The melancholia this story instilled in me stems from the fact that it paints such a bleak and absurdist picture of this search. If Hajime wasn’t the hero, it certainly wasn’t Shimamoto, and Yukiko was, for the majority of the story, simply incidental, so it fell (for me) on the shoulders of Love itself to bear the weight of the Sisyphusian boulder this journey became. Murakami wanted me to believe in Love, its eternal nature (“Nothing can change it. Special feelings like that should never, ever be taken away.”), its undeniability (“Maybe, but I did meet you. And we can’t undo that… I don’t care where we end up; I just know I want to go there with you.”), and its power to leave us empty. (“I didn’t feel like I was in my own body; my body was just a lonely, temporary container I happened to be borrowing.”) Yet it was the importance of remembering the transient nature of all things that got lost amid the assertions of the immutable nature of Love. The author again (“Some things just vanish, like they were cut away. Others fade slowly into the mist.”) and again (“Whatever has form can disappear in an instant.”) put this notion on display and despite the fact that, “certain feelings stay with us forever,” we, like all things, must also change. Not, as I’m afraid this leads me to believe, to simply accept the lack of something for which we yearn, but also to allow ourselves to see it in places we’d never have believed it existed.

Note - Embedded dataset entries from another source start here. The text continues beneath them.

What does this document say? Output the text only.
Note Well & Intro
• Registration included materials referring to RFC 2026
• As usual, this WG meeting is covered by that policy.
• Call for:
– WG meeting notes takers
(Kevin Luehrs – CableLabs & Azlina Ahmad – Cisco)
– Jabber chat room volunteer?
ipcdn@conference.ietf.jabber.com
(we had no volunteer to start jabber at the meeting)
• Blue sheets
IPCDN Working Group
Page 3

It was up to Hajime to, “find a new place, grab hold of a new life, a new personality” to make this story work. Despite the past and the connection shared between Hajime and Shimamoto I could never bring myself to truly want to see that love realized in a way that would destroy the life he had chosen to create with Yukiko… Yukiko who, in the face of her own father’s tacit acceptance of Hajime’s expected infidelity, (is this cultural?) continued to stand by her husband no matter how hard the rain fell. Nor did I want to see Hajime fall back into his relationship with Yukiko in a sort of de facto existence. Someone, no matter the outcome, was going to be destroyed. I wanted to see a true Love blossom at the end yet the final result felt like a simple admission that the “real” Love Hajime used to know with Shimamoto could not be recaptured in his adult life. The slight glimmer of hope we are given at the very end feels like a hope in acceptance rather than a hope for any kind of true Love. That is just not the hope that I want to have; I would rather continue staring at the “rain falling on the sea” with no hand resting lightly on my shoulder than live with “all strength drained from my body, as if someone had snuck up behind me and silently pulled the plug.” There are, perhaps, “lots of different ways to die,” and it may be true that, “in the end that doesn’t make a bit of difference,” but there are surely not “lots of different ways to live.” There is one way – I don’t think I can accept that chasing boulders down a hill is truly living.
I loved that this book had the effect that it did. Especially in that it made me work hard to find something I wanted to take away from it. I will, without question, return to this author in the future – an experience I await with great anticipation.